Teens do not need to spend hundreds of dollars a year for gym memberships and weightlifting equipment to get in shape. Teens can choose from many effective and proven exercise routines to achieve optimal cardiovascular health and body weight for free. Teenagers should consult their doctor or pediatrician before starting any new exercise program to be sure that it's right for them.

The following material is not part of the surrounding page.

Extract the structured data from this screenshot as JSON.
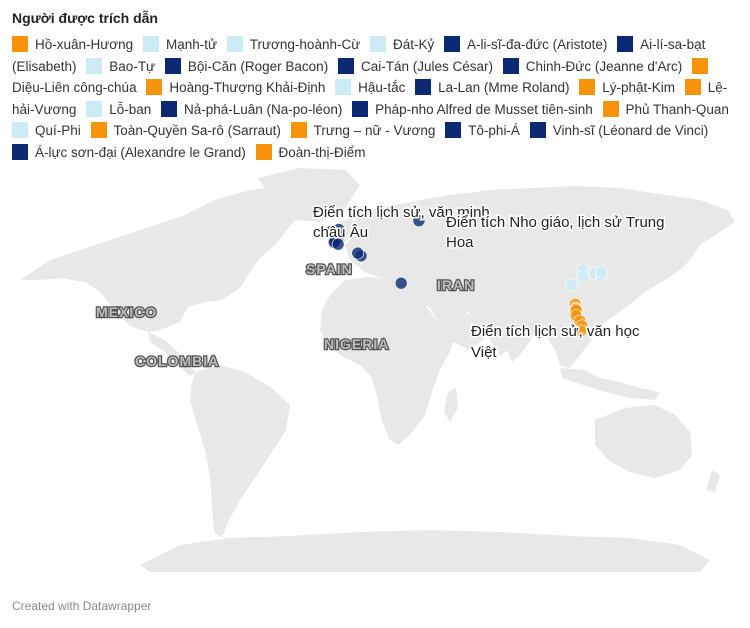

Simple Resistance Exercises
If you do not have access to a weightlifting equipment at home or at a gym, simple resistance exercises can provide an effective and free alternative. The most basic types of resistance exercises include push-ups, sit-ups/crunches and squats. There are several other easy exercises you can perform using a sturdy chair and heavy, well-balanced object, such as tricep dips, shoulder presses, bicep curls and leg lifts. According to TeensHealth, it's perfectly healthy for kids of almost any age to engage in strength training, relative to their age, approximately two to three days per week. Because teens have most likely already hit puberty, their body is equipped with the necessary hormones for increased muscle tissue production. Resistance training can help a teen maintain a healthy body weight and increase her metabolism, which aids in burning calories more efficiently over the long term.
Brisk Walk or Jog
According to the Centers for Disease Control and Prevention, a teen should be getting at least 60 minutes of moderately-intense aerobic exercise per day. Two of the easiest ways to accomplish this guideline is by walking or jogging for 60 minutes each day. Of course, playing an active sport or engaging in a vigorous activity, such as mowing the lawn, can be used to replace walking or jogging on any day. The best part about walking or jogging is that it is completely free to do, and most teens are physically fit enough to try it. Rollerblading and biking are healthy alternatives to a brisk walk or jog, especially for teens suffering from joint pain.
Swimming
Swimming is a great choice for teens looking to get more exercise because it is both a cardio workout, and it is fun. Whether it be at a lake, ocean or pool, swimming and playing in the water offers teens the opportunity to burn a substantial number of calories without even knowing it. Any physical activity that is fun tends to be a good choice for teens because they don't even realize they're exercising at the time. According to NutriStrategy.com, a 130 lb. person can burn approximately 500 calories per hour simply by swimming at a moderate pace.
Interval Training
A simple and effective workout for both teens and adults is interval training. Many treadmills have an interval training program setting, but if you do not have access to a treadmill, you can still take advantage of the many healthy benefits interval training offers by training outdoors. Interval training consists of a "rest" and a "work" interval completed in succession. For example, walk briskly for 60 seconds followed by a 60-second run or light sprint. You would then complete another five to 10 cycles the same way, without a rest in between each. According to a Laval University study mentioned at TeenBodybuilding.com, interval training at a high intensity burns nine times more body fat than training at a moderate pace. Stretch before and after your interval training and drink plenty of water.